The hedging strategy tool allows the user to define the following strategies, which can also be combined and calculated simultaneously:

  • – roll-over of the swaps maturing in a specified time bucket to maintain, increase or decrease the hedging percentage or to achieve the target interest rate risk exposure
  • – unwinding of the swaps existing in a specified time bucket to modify or maintain a specific interest rate risk exposure. A total or partial unwinding strategy can be defined at single deal level or for multiple swaps
  • – hedging underlying to hedge a portfolio of fixed rate assets or liabilities. Total or partial hedging of the underlying amount can be set. Behavioural hypothesis, e.g. prepayment assumptions, can be applied to underlying outstanding profile, as an alternative to the contractual profile. Therefore a macro-hedge of portfolio of asset or liabilities can be simulated, e.g. loans portfolio, to reduce or mitigate the interest rate risk exposure
  • – data entry is also available to feed swap or interest rate options with custom financial characteristics for inclusion in the simulation.
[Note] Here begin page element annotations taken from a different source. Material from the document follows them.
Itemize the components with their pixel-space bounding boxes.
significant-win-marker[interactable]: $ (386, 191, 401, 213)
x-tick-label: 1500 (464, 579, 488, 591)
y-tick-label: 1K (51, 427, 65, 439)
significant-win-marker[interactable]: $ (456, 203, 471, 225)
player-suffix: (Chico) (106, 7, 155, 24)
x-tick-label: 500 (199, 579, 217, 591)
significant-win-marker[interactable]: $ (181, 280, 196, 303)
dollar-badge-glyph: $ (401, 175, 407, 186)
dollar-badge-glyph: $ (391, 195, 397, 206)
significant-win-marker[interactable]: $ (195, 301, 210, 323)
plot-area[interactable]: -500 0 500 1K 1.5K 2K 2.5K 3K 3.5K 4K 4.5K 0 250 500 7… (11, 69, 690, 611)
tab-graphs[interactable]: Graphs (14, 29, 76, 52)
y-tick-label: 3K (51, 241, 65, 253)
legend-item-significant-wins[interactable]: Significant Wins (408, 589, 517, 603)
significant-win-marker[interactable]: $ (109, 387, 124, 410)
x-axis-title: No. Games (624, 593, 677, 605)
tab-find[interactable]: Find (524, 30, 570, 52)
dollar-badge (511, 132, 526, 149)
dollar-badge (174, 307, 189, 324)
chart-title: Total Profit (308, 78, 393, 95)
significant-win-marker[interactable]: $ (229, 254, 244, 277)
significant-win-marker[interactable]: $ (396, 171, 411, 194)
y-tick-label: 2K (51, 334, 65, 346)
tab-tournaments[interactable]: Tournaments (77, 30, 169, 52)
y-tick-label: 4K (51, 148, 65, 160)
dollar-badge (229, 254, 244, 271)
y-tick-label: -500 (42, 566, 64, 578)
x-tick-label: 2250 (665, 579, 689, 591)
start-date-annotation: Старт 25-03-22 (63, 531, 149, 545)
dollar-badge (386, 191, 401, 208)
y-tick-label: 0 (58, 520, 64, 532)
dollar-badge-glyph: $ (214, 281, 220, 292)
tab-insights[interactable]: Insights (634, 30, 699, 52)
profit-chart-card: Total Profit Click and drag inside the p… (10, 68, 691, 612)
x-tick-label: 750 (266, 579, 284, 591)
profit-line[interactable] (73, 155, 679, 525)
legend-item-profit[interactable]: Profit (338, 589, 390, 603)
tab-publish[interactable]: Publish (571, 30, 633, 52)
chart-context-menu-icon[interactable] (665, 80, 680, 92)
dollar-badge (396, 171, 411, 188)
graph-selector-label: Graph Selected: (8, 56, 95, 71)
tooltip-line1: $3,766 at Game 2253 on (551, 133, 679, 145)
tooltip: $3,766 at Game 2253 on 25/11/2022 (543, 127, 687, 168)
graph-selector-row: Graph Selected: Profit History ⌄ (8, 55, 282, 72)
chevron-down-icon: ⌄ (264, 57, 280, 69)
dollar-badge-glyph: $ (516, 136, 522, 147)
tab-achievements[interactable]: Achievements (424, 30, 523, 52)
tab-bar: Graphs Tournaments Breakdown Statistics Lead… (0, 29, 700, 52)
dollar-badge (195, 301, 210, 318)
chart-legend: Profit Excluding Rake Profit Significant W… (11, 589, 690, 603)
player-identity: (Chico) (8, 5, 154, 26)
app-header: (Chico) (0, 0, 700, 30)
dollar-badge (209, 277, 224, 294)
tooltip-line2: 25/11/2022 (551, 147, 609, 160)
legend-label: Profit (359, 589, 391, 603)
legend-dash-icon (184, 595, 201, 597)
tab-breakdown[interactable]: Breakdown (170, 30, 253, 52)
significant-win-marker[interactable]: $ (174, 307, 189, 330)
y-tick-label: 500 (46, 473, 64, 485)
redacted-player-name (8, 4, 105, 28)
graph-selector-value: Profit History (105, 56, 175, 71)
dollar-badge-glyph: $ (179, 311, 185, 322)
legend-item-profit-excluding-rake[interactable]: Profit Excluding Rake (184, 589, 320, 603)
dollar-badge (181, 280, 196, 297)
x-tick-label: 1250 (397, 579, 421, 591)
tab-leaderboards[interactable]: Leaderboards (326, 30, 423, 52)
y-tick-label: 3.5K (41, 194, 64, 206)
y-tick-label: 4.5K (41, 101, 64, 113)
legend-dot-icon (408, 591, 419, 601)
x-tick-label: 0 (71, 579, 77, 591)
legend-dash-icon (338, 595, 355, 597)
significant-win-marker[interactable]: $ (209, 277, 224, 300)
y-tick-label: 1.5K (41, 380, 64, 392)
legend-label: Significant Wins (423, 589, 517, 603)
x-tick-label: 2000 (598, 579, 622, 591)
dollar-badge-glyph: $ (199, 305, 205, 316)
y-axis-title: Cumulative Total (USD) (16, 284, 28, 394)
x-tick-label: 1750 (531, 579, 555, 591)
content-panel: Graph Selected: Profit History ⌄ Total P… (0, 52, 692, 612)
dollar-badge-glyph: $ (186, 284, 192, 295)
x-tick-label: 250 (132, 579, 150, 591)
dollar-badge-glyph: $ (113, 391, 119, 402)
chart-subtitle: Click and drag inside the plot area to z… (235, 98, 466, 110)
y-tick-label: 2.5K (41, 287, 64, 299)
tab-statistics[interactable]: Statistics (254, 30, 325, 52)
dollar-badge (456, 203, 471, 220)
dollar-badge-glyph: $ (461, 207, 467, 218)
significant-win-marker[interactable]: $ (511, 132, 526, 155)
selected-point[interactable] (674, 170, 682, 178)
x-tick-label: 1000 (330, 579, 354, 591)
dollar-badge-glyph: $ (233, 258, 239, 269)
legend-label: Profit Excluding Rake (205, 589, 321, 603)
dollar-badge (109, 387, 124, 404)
ERMAS pivot reporting and graphical dashboard tools are also available to analyse the hedging portfolios and to support the user in the configuration of the hedging strategies, selecting the most relevant breakdown dimensions and notional or principal flow measures for underlying instruments and hedging swaps.

ERMAS, the new generation of value-centric risk solutions, is used by over 200 clients in more than 20 different countries to support their critical decisions and to comply with local and international regulatory requirements.